Welcome to Dataiku's Kiji Privacy Proxy! This guide will help you get started with installation, configuration, and your first release.
- What is Kiji Privacy Proxy?
- Quick Installation
- Platform-Specific Installation
- First Run
- Your First Release
- Next Steps
Dataiku's Kiji Privacy Proxy is a privacy-preserving proxy with integrated PII (Personally Identifiable Information) detection and masking capabilities. It intercepts HTTP/HTTPS traffic to LLM providers, automatically detects sensitive data using machine learning or regex patterns, and masks it before forwarding requests. When responses arrive, the proxy restores the original values so your application receives the expected data.
Kiji Privacy Proxy supports multiple LLM providers out of the box:
- OpenAI (ChatCompletions API)
- Anthropic (Messages API)
- Google Gemini (GenerateContent API)
- Mistral (ChatCompletions API)
The proxy automatically detects which provider to route to based on request characteristics. See Provider Detection for details.
Kiji Privacy Proxy can be deployed in two ways:
| Mode | Description | Platform |
|---|---|---|
| Desktop App | Electron-based GUI for configuration and monitoring. Bundles the Go backend. | macOS |
| Standalone Backend | Headless Go server configured via config file or environment variables. No UI. | Linux, macOS |
The backend supports two proxy modes that can run simultaneously:
| Mode | Default Port | Description |
|---|---|---|
| Forward Proxy | 8080 | Clients send requests directly to this port with the provider's API path (e.g., /v1/chat/completions). Provider detected from path or optional provider field in body. Best for CLI tools and programmatic access. |
| Transparent Proxy | 8081 | MITM proxy that intercepts HTTPS traffic to provider domains. Requires CA certificate trust. Provider detected from request host. On macOS, PAC auto-configuration routes browser traffic automatically. |
Key Features:
- Multi-provider support (OpenAI, Anthropic, Gemini, Mistral)

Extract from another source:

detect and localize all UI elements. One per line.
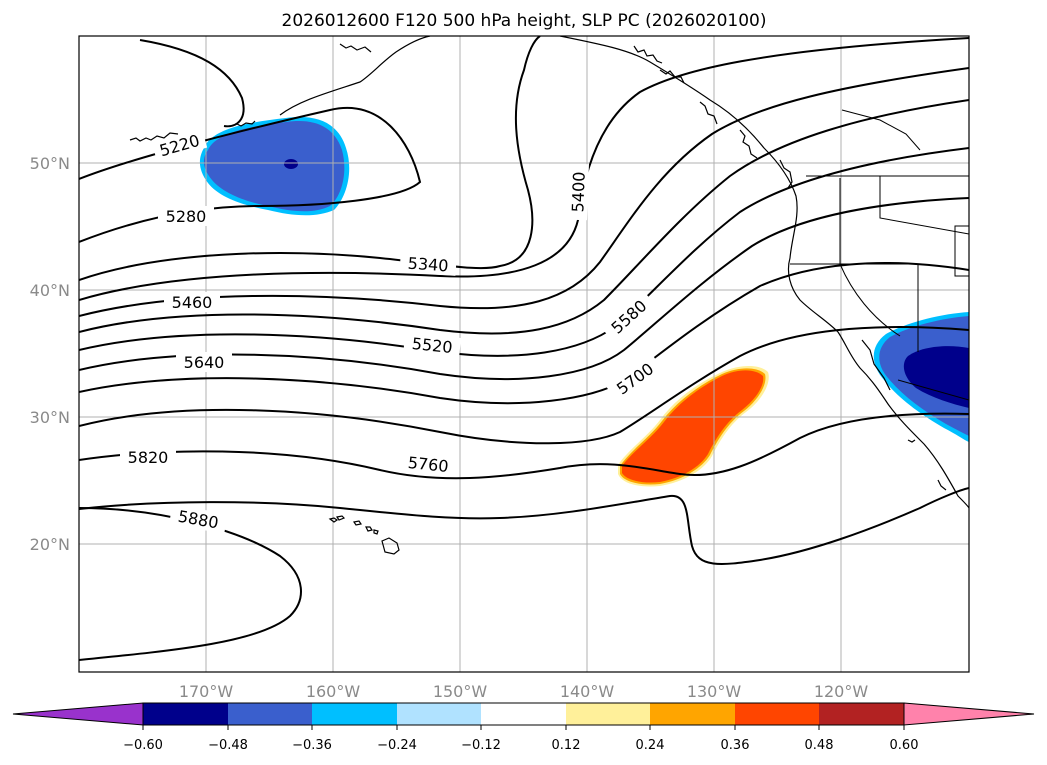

- ML-powered PII detection (emails, phone numbers, SSNs, credit cards, etc.)
- Automatic PII masking and restoration
- Forward proxy and transparent MITM proxy modes
- Desktop app (macOS) or standalone server (Linux/macOS)
- Request/response logging with masked data
- Download the latest DMG from Releases
- Open the DMG file
- Drag "Kiji Privacy Proxy" to Applications
- Launch the app
The desktop app provides a GUI for configuration and monitoring. It bundles the Go backend and manages both proxy modes automatically.
The app is code-signed and notarized, so it should launch without any macOS Gatekeeper warnings.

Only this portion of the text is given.